Properly preserving a donor's organs requires optimal conditions, meaning that only a small percentage of deceased individuals are fit to donate. In most cases, donors experience brain death in a hospital and are stabilized while their organs are harvested. Thanks to medical advancements, more and more patients that experience cardiac death are now fit to donate.

11. MINUTES COUNT WHEN IT COMES TIME TO MAKE THE TRANSPLANT.

A kidney being prepped for transplant. Getty

Because some organs can only be preserved for a few hours outside the body, every minute counts when making the transfer from donor to recipient. Donation organizations coordinate with flight crews, police, ambulances, and other entities to speed along precious organs. The New York Daily News recalled the recent journey a donor heart, which can last just four hours, made from New Hampshire to New York City. It involved a flight, a police escort, and an ambulance racing across the George Washington Bridge.

12. IN 2012, 60 PEOPLE TOOK PART IN A REMARKABLE DONATION CHAIN.

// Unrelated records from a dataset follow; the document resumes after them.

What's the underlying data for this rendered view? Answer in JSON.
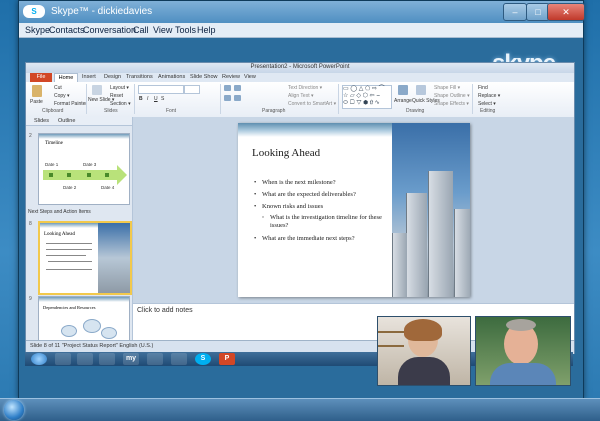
{
  "skype": {
    "title": "Skype™ - dickiedavies",
    "logo_text": "S",
    "watermark": "skype",
    "window_buttons": {
      "minimize": "–",
      "maximize": "□",
      "close": "✕"
    },
    "menu": [
      "Skype",
      "Contacts",
      "Conversation",
      "Call",
      "View",
      "Tools",
      "Help"
    ]
  },
  "powerpoint": {
    "title": "Presentation2 - Microsoft PowerPoint",
    "tabs": [
      "File",
      "Home",
      "Insert",
      "Design",
      "Transitions",
      "Animations",
      "Slide Show",
      "Review",
      "View"
    ],
    "ribbon": {
      "clipboard": {
        "label": "Clipboard",
        "paste": "Paste",
        "cut": "Cut",
        "copy": "Copy ▾",
        "format_painter": "Format Painter"
      },
      "slides": {
        "label": "Slides",
        "new_slide": "New Slide ▾",
        "layout": "Layout ▾",
        "reset": "Reset",
        "section": "Section ▾"
      },
      "font": {
        "label": "Font",
        "bold": "B",
        "italic": "I",
        "underline": "U",
        "strike": "S"
      },
      "paragraph": {
        "label": "Paragraph",
        "text_direction": "Text Direction ▾",
        "align_text": "Align Text ▾",
        "smartart": "Convert to SmartArt ▾"
      },
      "drawing": {
        "label": "Drawing",
        "arrange": "Arrange",
        "quick_styles": "Quick Styles",
        "shape_fill": "Shape Fill ▾",
        "shape_outline": "Shape Outline ▾",
        "shape_effects": "Shape Effects ▾"
      },
      "editing": {
        "label": "Editing",
        "find": "Find",
        "replace": "Replace ▾",
        "select": "Select ▾"
      }
    },
    "slides_pane": {
      "tabs": [
        "Slides",
        "Outline"
      ],
      "slide2": {
        "num": "2",
        "title": "Timeline",
        "dates": [
          "Date 1",
          "Date 2",
          "Date 3",
          "Date 4"
        ]
      },
      "section": "Next Steps and Action Items",
      "slide8": {
        "num": "8",
        "title": "Looking Ahead"
      },
      "slide9": {
        "num": "9",
        "title": "Dependencies and Resources"
      }
    },
    "slide": {
      "title": "Looking Ahead",
      "bullets": [
        "When is the next milestone?",
        "What are the expected deliverables?",
        "Known risks and issues",
        "What is the investigation timeline for these issues?",
        "What are the immediate next steps?"
      ]
    },
    "notes_placeholder": "Click to add notes",
    "status": "Slide 8 of 11   \"Project Status Report\"   English (U.S.)"
  },
  "shared_taskbar": [
    "",
    "",
    "",
    "",
    "my",
    "",
    "",
    "S",
    "P"
  ]
}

Call it a case of pay-it-forward on steroids. In 2012, a California electrician named Rick Ruzzamenti decided he wanted to donate a kidney to someone in need. The organ went to a man in New Jersey whose own family had wanted to donate but were found incompatible. After the man received Ruzzamenti’s kidney, family members were encouraged to themselves donate a kidney to someone in need, thus beginning a chain that connected donors with organ recipients and family members willing to donate in turn. The chain meandered along for four months, connecting 17 hospitals in 11 states. It ended at the thirtieth donation with a man named Don Terry in Joliet, Illinois.